As Arachnid pointed out, the k-means algorithm tends to be a good one and it's pretty easy to implement. The results depend critically on the initial guess made and on the number of desired clusters. To overcome the initial guess problem, it's common to run the algorithm many times with random initializations and pick the best result. You'll need to define what "best" means. One measure would be the mean squared distance of each point to its cluster center. If you want to automatically guess how many clusters there are, you should run the algorithm with a whole range of numbers of clusters. For any good "best" measure, more clusters will always look better than fewer, so you'll need a way to penalize having too many clusters. The MDL discussion on wikipedia is a good starting point.

K-means clustering is basically the simplest mixture model. Sometimes it's helpful to upgrade to a mixture of Gaussians learned by expectation maximization (described in the link just given). This can be more robust than k-means. It takes a little more effort to understand it, but when you do, it's not much harder than k-means to implement.

There are plenty of other clustering techniques such as agglomerative clustering and spectral clustering. Agglomerative clustering is pretty easy to implement, but choosing when to stop building the clusters can be tricky.
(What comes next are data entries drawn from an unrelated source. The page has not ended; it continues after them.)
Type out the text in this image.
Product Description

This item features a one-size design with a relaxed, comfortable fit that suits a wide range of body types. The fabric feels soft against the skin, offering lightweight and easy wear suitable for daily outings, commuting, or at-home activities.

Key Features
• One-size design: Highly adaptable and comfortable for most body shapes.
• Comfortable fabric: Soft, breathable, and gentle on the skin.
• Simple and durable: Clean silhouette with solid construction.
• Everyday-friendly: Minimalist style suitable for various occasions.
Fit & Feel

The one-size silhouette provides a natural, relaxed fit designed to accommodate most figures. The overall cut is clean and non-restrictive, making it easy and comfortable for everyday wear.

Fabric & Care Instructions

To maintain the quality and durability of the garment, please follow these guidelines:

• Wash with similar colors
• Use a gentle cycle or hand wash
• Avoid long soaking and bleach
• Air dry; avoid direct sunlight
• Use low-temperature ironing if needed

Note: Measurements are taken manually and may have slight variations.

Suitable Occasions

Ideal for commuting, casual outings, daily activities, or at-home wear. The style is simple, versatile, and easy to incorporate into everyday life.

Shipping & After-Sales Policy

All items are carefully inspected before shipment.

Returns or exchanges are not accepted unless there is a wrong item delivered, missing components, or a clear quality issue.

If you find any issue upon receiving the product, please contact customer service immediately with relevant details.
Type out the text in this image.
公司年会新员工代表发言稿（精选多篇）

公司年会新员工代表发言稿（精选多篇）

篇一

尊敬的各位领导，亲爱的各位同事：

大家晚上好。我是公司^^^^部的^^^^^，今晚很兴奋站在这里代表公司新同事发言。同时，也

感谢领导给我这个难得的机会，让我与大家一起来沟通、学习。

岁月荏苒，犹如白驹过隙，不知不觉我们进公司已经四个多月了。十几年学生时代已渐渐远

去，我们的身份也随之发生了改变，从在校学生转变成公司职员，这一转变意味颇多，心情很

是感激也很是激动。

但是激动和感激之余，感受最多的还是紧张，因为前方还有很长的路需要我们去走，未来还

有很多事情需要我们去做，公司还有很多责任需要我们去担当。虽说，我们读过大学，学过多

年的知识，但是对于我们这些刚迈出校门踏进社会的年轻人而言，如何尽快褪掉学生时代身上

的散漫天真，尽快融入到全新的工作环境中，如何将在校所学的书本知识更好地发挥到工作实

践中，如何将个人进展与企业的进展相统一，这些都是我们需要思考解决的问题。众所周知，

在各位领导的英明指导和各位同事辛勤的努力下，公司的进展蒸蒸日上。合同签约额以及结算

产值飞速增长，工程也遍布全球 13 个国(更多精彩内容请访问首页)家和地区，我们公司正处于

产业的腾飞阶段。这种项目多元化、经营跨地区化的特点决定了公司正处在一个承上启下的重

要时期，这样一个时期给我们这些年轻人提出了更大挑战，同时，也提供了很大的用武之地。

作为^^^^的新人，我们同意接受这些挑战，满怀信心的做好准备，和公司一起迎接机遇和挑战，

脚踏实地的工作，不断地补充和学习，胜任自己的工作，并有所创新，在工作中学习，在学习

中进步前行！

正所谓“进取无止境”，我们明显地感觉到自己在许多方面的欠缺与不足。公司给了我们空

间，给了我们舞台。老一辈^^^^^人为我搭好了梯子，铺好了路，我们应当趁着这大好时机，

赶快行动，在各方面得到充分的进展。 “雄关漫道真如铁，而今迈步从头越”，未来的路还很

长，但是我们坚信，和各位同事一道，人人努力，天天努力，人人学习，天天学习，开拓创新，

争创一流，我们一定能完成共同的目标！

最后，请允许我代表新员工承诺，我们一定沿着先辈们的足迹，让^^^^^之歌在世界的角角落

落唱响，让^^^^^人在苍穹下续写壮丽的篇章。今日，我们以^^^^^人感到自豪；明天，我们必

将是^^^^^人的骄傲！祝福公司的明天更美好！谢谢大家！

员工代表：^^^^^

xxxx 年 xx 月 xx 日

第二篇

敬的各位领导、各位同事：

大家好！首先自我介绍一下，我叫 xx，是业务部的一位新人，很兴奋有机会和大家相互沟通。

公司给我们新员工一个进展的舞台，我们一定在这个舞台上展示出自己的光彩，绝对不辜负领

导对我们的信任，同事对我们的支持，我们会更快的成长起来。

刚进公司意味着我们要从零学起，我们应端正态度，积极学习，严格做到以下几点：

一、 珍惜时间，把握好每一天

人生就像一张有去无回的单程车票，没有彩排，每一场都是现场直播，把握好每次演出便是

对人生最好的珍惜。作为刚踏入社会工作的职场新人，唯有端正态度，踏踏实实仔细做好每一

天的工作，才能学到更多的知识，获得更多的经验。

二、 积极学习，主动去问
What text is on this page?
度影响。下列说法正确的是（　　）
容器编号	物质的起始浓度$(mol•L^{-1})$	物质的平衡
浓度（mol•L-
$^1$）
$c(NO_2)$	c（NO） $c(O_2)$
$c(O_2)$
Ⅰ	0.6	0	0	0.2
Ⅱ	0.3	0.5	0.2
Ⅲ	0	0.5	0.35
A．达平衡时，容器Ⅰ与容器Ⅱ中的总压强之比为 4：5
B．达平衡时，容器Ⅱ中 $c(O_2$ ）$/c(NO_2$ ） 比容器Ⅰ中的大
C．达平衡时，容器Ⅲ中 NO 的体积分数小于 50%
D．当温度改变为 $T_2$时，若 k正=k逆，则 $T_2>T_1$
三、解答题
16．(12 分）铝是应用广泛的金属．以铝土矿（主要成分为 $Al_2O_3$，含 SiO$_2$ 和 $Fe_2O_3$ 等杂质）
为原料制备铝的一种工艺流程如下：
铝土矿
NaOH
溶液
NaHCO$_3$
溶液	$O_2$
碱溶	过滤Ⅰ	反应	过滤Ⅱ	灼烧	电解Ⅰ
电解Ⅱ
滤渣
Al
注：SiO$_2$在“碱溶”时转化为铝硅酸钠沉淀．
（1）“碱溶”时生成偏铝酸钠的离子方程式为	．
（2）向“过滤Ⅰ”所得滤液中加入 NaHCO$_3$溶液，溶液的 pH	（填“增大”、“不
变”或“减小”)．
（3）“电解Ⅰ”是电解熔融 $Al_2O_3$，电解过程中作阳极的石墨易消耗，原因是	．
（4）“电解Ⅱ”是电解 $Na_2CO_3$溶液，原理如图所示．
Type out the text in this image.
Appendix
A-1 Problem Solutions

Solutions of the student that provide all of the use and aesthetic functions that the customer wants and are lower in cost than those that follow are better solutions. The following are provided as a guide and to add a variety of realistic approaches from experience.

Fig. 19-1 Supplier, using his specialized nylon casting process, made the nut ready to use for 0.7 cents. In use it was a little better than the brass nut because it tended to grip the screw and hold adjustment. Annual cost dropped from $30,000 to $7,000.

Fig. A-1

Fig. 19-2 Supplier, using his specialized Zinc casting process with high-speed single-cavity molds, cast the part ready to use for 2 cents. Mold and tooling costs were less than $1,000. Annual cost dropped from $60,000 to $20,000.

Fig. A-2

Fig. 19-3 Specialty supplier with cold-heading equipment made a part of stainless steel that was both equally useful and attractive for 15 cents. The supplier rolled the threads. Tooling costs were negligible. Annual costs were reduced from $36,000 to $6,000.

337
If you do agglomerative clustering, you'll probably want to look at kd trees for faster nearest neighbor searches. smacl's answer describes one slightly different way of doing agglomerative clustering using a Voronoi diagram.

There are models that can automatically choose the number of clusters for you such as ones based on Latent Dirichlet Allocation, but they are a lot harder to understand an implement correctly.

You might also want to look at the mean-shift algorithm to see if it's closer to what you really want.